Di contro, invece, non sembrerebbe possibile costituire una società tra professionisti avvalendosi della nuova Srl a capitale ridotto: la disciplina di tale prototipo societario, infatti, non è stata inserita nel codice civile, ma è prevista dall’art. 44 del D.L. 82/2012, non richiamato nella disposizione costituente le società tra professionisti. Tuttavia, atteso che la norma delle Srl a capitale ridotto rimanda, per tutto quanto non disciplinato dalla norma di legge, alle regole di funzionamento delle S.r.l. ordinarie (art. 2463 c.c.) e delle S.r.l. semplificate (art. 2463-bis c.c.), sembrerebbe comunque legittima la costituzione di una S.r.l. a capitale ridotto tra professionisti. Ad ogni modo, in relazione alla scelta del tipo sociale che si andrà ad adottare conseguirà, ovviamente, l’applicazione delle regole relative a ciascuna fattispecie in tema di responsabilità, di dotazione patrimoniale minima, di organi amministrativi e di controllo, nonché di redazione dei bilanci e dei libri obbligatori.
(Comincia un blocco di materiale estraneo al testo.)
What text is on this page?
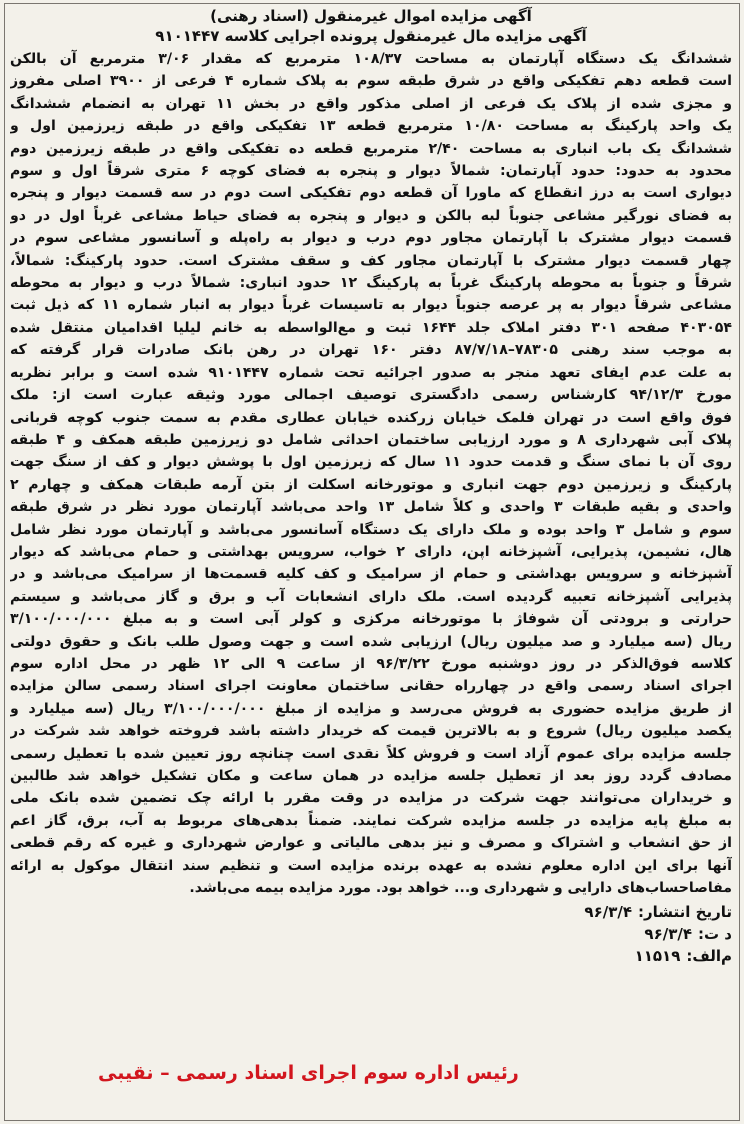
آگهی مزایده اموال غیرمنقول (اسناد رهنی)
آگهی مزایده مال غیرمنقول پرونده اجرایی کلاسه ۹۱۰۱۴۴۷
ششدانگ یک دستگاه آپارتمان به مساحت ۱۰۸/۳۷ مترمربع که مقدار ۳/۰۶ مترمربع آن بالکن
است قطعه دهم تفکیکی واقع در شرق طبقه سوم به پلاک شماره ۴ فرعی از ۳۹۰۰ اصلی مفروز
و مجزی شده از پلاک یک فرعی از اصلی مذکور واقع در بخش ۱۱ تهران به انضمام ششدانگ
یک واحد پارکینگ به مساحت ۱۰/۸۰ مترمربع قطعه ۱۳ تفکیکی واقع در طبقه زیرزمین اول و
ششدانگ یک باب انباری به مساحت ۲/۴۰ مترمربع قطعه ده تفکیکی واقع در طبقه زیرزمین دوم
محدود به حدود: حدود آپارتمان: شمالاً دیوار و پنجره به فضای کوچه ۶ متری شرقاً اول و سوم
دیواری است به درز انقطاع که ماورا آن قطعه دوم تفکیکی است دوم در سه قسمت دیوار و پنجره
به فضای نورگیر مشاعی جنوباً لبه بالکن و دیوار و پنجره به فضای حیاط مشاعی غرباً اول در دو
قسمت دیوار مشترک با آپارتمان مجاور دوم درب و دیوار به راه‌پله و آسانسور مشاعی سوم در
چهار قسمت دیوار مشترک با آپارتمان مجاور کف و سقف مشترک است. حدود پارکینگ: شمالاً،
شرقاً و جنوباً به محوطه پارکینگ غرباً به پارکینگ ۱۲ حدود انباری: شمالاً درب و دیوار به محوطه
مشاعی شرقاً دیوار به پر عرصه جنوباً دیوار به تاسیسات غرباً دیوار به انبار شماره ۱۱ که ذیل ثبت
۴۰۳۰۵۴ صفحه ۳۰۱ دفتر املاک جلد ۱۶۴۴ ثبت و مع‌الواسطه به خانم لیلیا اقدامیان منتقل شده
به موجب سند رهنی ۷۸۳۰۵–۸۷/۷/۱۸ دفتر ۱۶۰ تهران در رهن بانک صادرات قرار گرفته که
به علت عدم ایفای تعهد منجر به صدور اجرائیه تحت شماره ۹۱۰۱۴۴۷ شده است و برابر نظریه
مورخ ۹۴/۱۲/۳ کارشناس رسمی دادگستری توصیف اجمالی مورد وثیقه عبارت است از: ملک
فوق واقع است در تهران فلمک خیابان زرکنده خیابان عطاری مقدم به سمت جنوب کوچه قربانی
پلاک آبی شهرداری ۸ و مورد ارزیابی ساختمان احداثی شامل دو زیرزمین طبقه همکف و ۴ طبقه
روی آن با نمای سنگ و قدمت حدود ۱۱ سال که زیرزمین اول با پوشش دیوار و کف از سنگ جهت
پارکینگ و زیرزمین دوم جهت انباری و موتورخانه اسکلت از بتن آرمه طبقات همکف و چهارم ۲
واحدی و بقیه طبقات ۳ واحدی و کلاً شامل ۱۳ واحد می‌باشد آپارتمان مورد نظر در شرق طبقه
سوم و شامل ۳ واحد بوده و ملک دارای یک دستگاه آسانسور می‌باشد و آپارتمان مورد نظر شامل
هال، نشیمن، پذیرایی، آشپزخانه اپن، دارای ۲ خواب، سرویس بهداشتی و حمام می‌باشد که دیوار
آشپزخانه و سرویس بهداشتی و حمام از سرامیک و کف کلیه قسمت‌ها از سرامیک می‌باشد و در
پذیرایی آشپزخانه تعبیه گردیده است. ملک دارای انشعابات آب و برق و گاز می‌باشد و سیستم
حرارتی و برودتی آن شوفاژ با موتورخانه مرکزی و کولر آبی است و به مبلغ ۳/۱۰۰/۰۰۰/۰۰۰
ریال (سه میلیارد و صد میلیون ریال) ارزیابی شده است و جهت وصول طلب بانک و حقوق دولتی
کلاسه فوق‌الذکر در روز دوشنبه مورخ ۹۶/۳/۲۲ از ساعت ۹ الی ۱۲ ظهر در محل اداره سوم
اجرای اسناد رسمی واقع در چهارراه حقانی ساختمان معاونت اجرای اسناد رسمی سالن مزایده
از طریق مزایده حضوری به فروش می‌رسد و مزایده از مبلغ ۳/۱۰۰/۰۰۰/۰۰۰ ریال (سه میلیارد و
یکصد میلیون ریال) شروع و به بالاترین قیمت که خریدار داشته باشد فروخته خواهد شد شرکت در
جلسه مزایده برای عموم آزاد است و فروش کلاً نقدی است چنانچه روز تعیین شده با تعطیل رسمی
مصادف گردد روز بعد از تعطیل جلسه مزایده در همان ساعت و مکان تشکیل خواهد شد طالبین
و خریداران می‌توانند جهت شرکت در مزایده در وقت مقرر با ارائه چک تضمین شده بانک ملی
به مبلغ پایه مزایده در جلسه مزایده شرکت نمایند. ضمناً بدهی‌های مربوط به آب، برق، گاز اعم
از حق انشعاب و اشتراک و مصرف و نیز بدهی مالیاتی و عوارض شهرداری و غیره که رقم قطعی
آنها برای این اداره معلوم نشده به عهده برنده مزایده است و تنظیم سند انتقال موکول به ارائه
مفاصاحساب‌های دارایی و شهرداری و... خواهد بود. مورد مزایده بیمه می‌باشد.
تاریخ انتشار:
۹۶/۳/۴
د ت:
۹۶/۳/۴
م‌الف:
۱۱۵۱۹
رئیس اداره سوم اجرای اسناد رسمی – نقیبی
Resta comunque immutata la possibilità per i professionisti di avvalersi dei modelli societari e associativi vigenti quali associazioni professionali e società semplici tra professionisti (società tra avvocati ex art. 16, D.Lgs. n. 96/2001 o società d’ingegneria ex Legge n. 109/94): i predetti modelli societari e associativi esistenti possono, dunque, continuare l’attività senza necessità di effettuare modifiche statutarie o di adottare il prescritto regolamento attuativo, recentemente pubblicato in Gazzetta Ufficiale. La relazione illustrativa al citato regolamento conferma, peraltro, l’esclusione degli avvocati e dei notai della predetta normativa. Quanto ai notai, la relazione accompagnatoria al Dm 34/2013, dispone che “lo svolgimento di pubbliche funzioni, quale quella notarile, non può costituire oggetto di attività in forma societaria”. Quanto agli avvocati, invece, l’art. 5 c. 2 della legg 247/2012, reca una delega al Governo per emanare un decreto che disciplina l'esercizio della professione forense in una forma societaria (società di persone, società di capitali o società cooperative), ma con la precisazione che i soci di tali società, potranno essere solo avvocati iscritti all'albo.